Inspired Elearning: Expanding The Definition of Elearning in 2015

Inspired Elearning: Expanding The Definition of Elearning in 2015

What is elearning? Most of us who have ever taken an online course or like us develop custom elearning on a daily basis think that we have a pretty firm grasp on what it actually is.

The thing is, that as 2015 moves on and technology changes, it becomes a little less easy to define.

Let’s start at it’s most basic definition. Oxford Advanced Learner’s Dictionary defines elearning as:

Learning conducted via electronic media, typically on the Internet

That seems pretty straightforward. Let’s look at another definition. This one is from Cambridge Dictionary: They define elearning as:

Learning done by ​studying at ​home using ​computers and ​courses ​provided on the internet

I have some problems with the Cambridge definition. Namely that they assume that the elearning is done at home and on a computer. These days, this is becoming less and less likely.

So if we use that Oxford definition, it opens up the doors to more than simply the online courses that we are familiar with. That being said..

What is Elearning?

People can learn things online a variety of different ways. There is everything from step-by-step tutorials on how to accomplish a task. There are also countless how-to YouTube videos. I’ve used these myself and found them very helpful when it came to basic car maintenance.

However, just because these examples can be used as a form of online training, that necessarily make them elearning. I would say no and this is why.

At its most basic, the distinguishing features of elearning are:

  • They are accessed online
  • They provide a sense of progress
  • They transfer knowledge

There could be the argument that the emanuals we produce don’t fall under the umbrella of elearning. However they do because they fulfill these basic requirements by featuring very basic knowledge checks and have the ability to navigate to any point in the course.

Contrast that with the elearning that we know that can include role-playing scenarios; a variety of question types, and gamification elements.

But this is 2015 and if we look at the definition of elearning there are other things would fall under that definition.

Are Apps Elearning?

The days of SCORM-compliant, LMS-accessed ways of obtaining knowledge and skills are on the wane.
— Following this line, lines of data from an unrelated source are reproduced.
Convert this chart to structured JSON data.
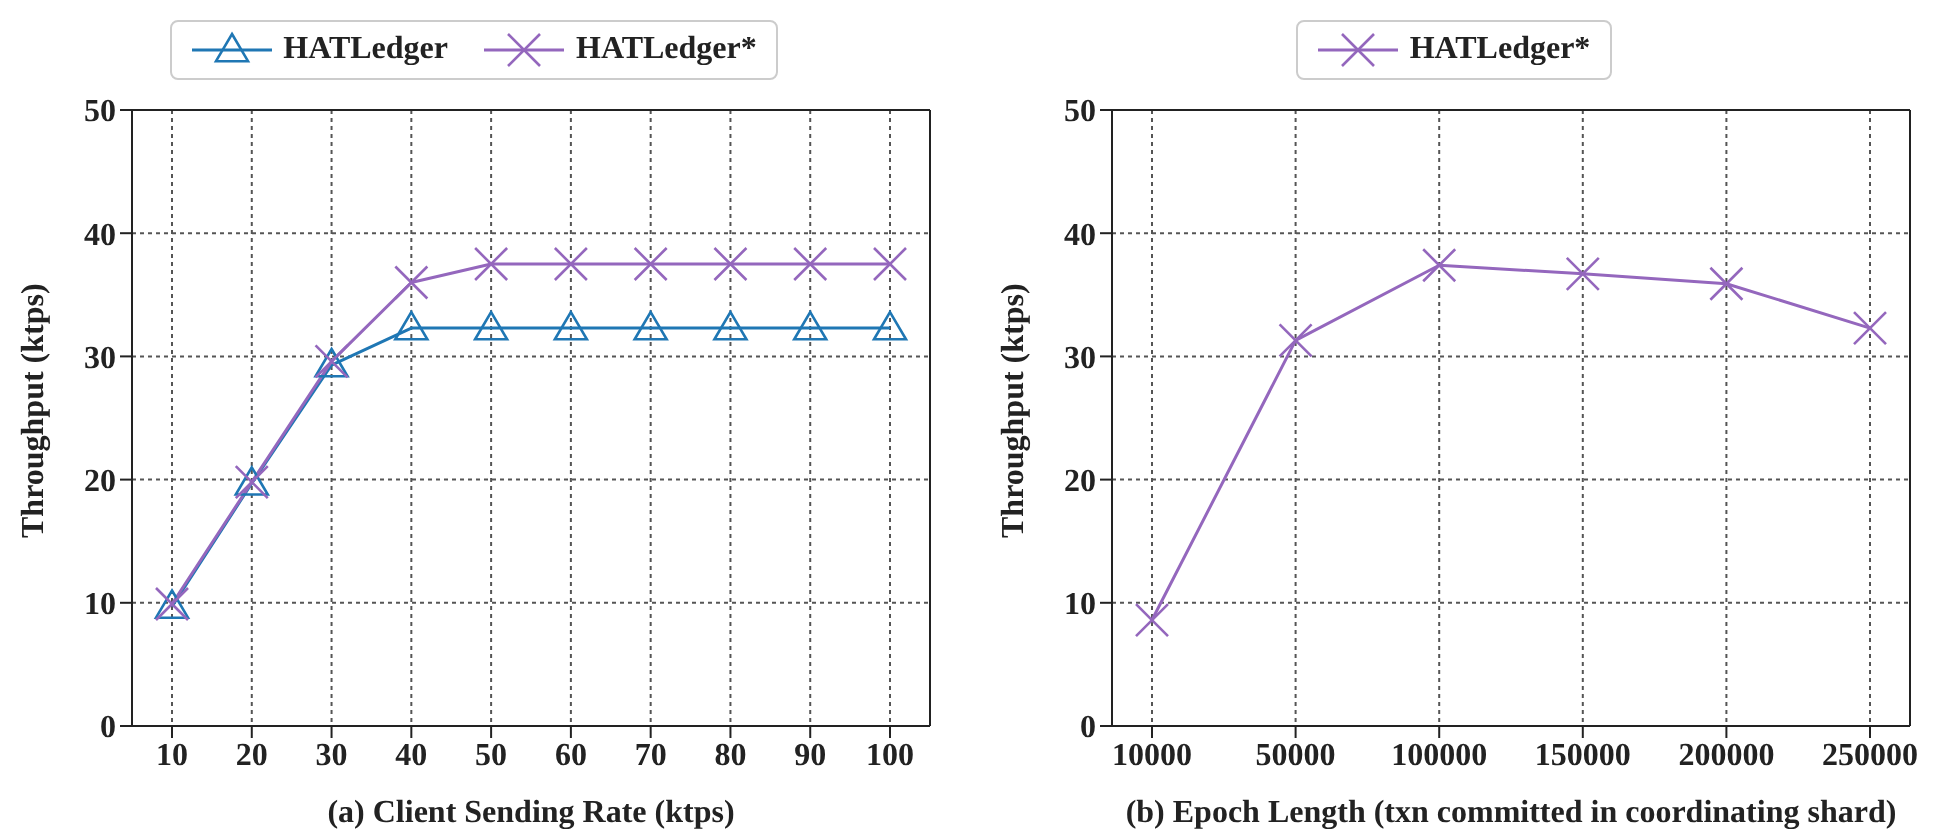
{
  "chart_data": [
    {
      "type": "line",
      "xlabel": "(a) Client Sending Rate (ktps)",
      "ylabel": "Throughput (ktps)",
      "categories": [
        "10",
        "20",
        "30",
        "40",
        "50",
        "60",
        "70",
        "80",
        "90",
        "100"
      ],
      "series": [
        {
          "name": "HATLedger",
          "color": "#1f77b4",
          "marker": "triangle",
          "values": [
            9.7,
            19.7,
            29.3,
            32.3,
            32.3,
            32.3,
            32.3,
            32.3,
            32.3,
            32.3
          ]
        },
        {
          "name": "HATLedger*",
          "color": "#9467bd",
          "marker": "cross",
          "values": [
            9.9,
            19.8,
            29.6,
            36.0,
            37.5,
            37.5,
            37.5,
            37.5,
            37.5,
            37.5
          ]
        }
      ],
      "ylim": [
        0,
        50
      ],
      "yticks": [
        0,
        10,
        20,
        30,
        40,
        50
      ],
      "grid": true,
      "legend": "top",
      "line_style": "solid"
    },
    {
      "type": "line",
      "xlabel": "(b) Epoch Length (txn committed in coordinating shard)",
      "ylabel": "Throughput (ktps)",
      "categories": [
        "10000",
        "50000",
        "100000",
        "150000",
        "200000",
        "250000"
      ],
      "series": [
        {
          "name": "HATLedger*",
          "color": "#9467bd",
          "marker": "cross",
          "values": [
            8.6,
            31.3,
            37.4,
            36.7,
            35.9,
            32.3
          ]
        }
      ],
      "ylim": [
        0,
        50
      ],
      "yticks": [
        0,
        10,
        20,
        30,
        40,
        50
      ],
      "grid": true,
      "legend": "top",
      "line_style": "solid"
    }
  ]
}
The fact of the matter is this, as of 2014 more people are accessing the internet via mobile devices like phones or tablets than they are desktop or laptop computers.

All the courses that we have built over the last few years have been able to accessed via these mobile devices. For very focused learning in a very specific area of learning, more and more people are using apps because they can provide a much better learning experience that elearning courses built using traditional development tools like Articulate Storyline or Adobe Captivate simply can’t provide. That’s not to say these tools can’t build great elearning courses they can and they do. It’s just that are confined by the type of data that their Learning Management System (though SCORM or the Tin Can API) can collect.

What an app like Duolingo does for instance is to forgo the LMS altogether because of these constraints to provide a fun, and educational way to learn another language through gamification, rewards, and progress that a traditional elearning courses is unable to.

As much as apps can provide a much different experience than traditional elearning courses, there are downsides. Those downsides are central control and deployment.

The main advantage of the LMS from the perspective of an organization is to see at a glance how employees are progressing throughout their online training. The LMS provides this. Contrast that with an app like Duolingo where they control the data exclusively. There is no learning management needed because it is catered to the individual learner.

Another problem with learning apps is deployment. How do you get the training onto your employees phones are tablets. This is especially tricky with the advent of BYOD (Bring Your Own Device). It’s not at all like ten years ago when employees carried the company Blackberry that could be controlled through a company-controlled blackberry server.

In that sense, apps could be considered elearning but from a highly-individualized perspective.


Moving forward the definition of what elearning is becomes more and more blurry. But as technology changes and improves, it becomes more and more exciting. What the next few years hold for the definition of elearning, we can only speculate.